In a rather curious and confused way, some white people are starting almost to think like a minority, even like a persecuted one. What does it take to believe that Christianity is an endangered religion in America or that the name of Jesus is insufficiently spoken or appreciated? Who wakes up believing that there is no appreciation for our veterans and our armed forces and that without a noisy speech from Sarah Palin, their sacrifice would be scorned? It's not unfair to say that such grievances are purely and simply imaginary, which in turn leads one to ask what the real ones can be.
This does confuse me. There are many questions that should occur to us when you listen to the rhetoric of the aggrieved and agitated political right.
1) What is "Real America"? What exactly do you think "your country" consists of?
2) Who belongs there? Only the people who you approve of and no one else?
3) What use is "freedom of religion" when it does not apply to unpopular religions, or lack thereof?
4) How is the current economic stature of the country vastly different from that under President Bush, or for that matter President Bush the first? This would include questions like, who passed and demanded TARP or expanded and defended medicare rather than attempted to cut it? These are questions that do not provide easy answers for either political team (social security for example creates the same dilemma), but the fact that they do not means they must be asked of BOTH teams, not merely the one who you don't like and don't belong to.
5) How exactly would the President being a Muslim constitute a terrible atrocity in the first place worthy of our scorn and derision? It does not seem to have impacted our zeal for prosecuting wars against predominately Muslim countries, for example, in the slightest. What implication are you really concerned about herein?
6) How exactly does opposing wars indicate opposition and insufficient reverence for the professional American soldier?

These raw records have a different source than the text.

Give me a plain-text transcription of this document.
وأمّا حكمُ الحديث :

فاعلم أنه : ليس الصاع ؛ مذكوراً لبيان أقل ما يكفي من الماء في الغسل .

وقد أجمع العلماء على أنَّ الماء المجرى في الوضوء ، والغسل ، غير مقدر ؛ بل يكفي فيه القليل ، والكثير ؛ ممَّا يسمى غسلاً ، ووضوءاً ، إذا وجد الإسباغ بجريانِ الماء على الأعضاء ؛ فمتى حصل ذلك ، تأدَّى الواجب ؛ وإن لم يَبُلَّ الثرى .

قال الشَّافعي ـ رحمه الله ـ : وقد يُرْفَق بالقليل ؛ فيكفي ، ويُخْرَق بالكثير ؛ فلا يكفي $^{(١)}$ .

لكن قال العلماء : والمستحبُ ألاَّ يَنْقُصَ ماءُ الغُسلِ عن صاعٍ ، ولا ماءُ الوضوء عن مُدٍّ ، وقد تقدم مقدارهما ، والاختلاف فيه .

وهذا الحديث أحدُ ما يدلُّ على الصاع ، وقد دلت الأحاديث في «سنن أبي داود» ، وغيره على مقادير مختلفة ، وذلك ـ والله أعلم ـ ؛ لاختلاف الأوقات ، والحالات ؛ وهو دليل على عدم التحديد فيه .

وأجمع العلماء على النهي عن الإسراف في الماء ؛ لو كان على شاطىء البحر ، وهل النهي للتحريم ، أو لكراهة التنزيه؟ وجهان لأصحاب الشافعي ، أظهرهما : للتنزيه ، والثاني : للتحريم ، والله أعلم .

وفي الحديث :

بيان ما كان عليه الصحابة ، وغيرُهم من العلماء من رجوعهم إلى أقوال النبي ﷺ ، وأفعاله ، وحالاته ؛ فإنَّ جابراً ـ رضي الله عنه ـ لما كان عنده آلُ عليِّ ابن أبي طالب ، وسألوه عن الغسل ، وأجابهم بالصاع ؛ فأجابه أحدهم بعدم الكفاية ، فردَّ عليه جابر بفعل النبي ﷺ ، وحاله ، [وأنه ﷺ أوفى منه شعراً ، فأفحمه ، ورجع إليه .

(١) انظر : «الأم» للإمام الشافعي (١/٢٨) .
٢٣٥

7) How exactly does opposing expansive and bad laws (often unconstitutional laws, if not horribly morally flawed laws as in the case of those "justifying" torture or indefinite detention without charges) indicate support of terrorism, or an insufficient support for police powers?
8) How does one receive an education that would lead one to conclude that they should follow without criticism people on their "team", despite their occasional or repeated intellectual dishonesty or inconsistency, and scorn and disregard repeatedly and without reservation people perceived to be on the other "team", despite occasionally or even sometimes frequently doing things that are consistent with your team's beliefs?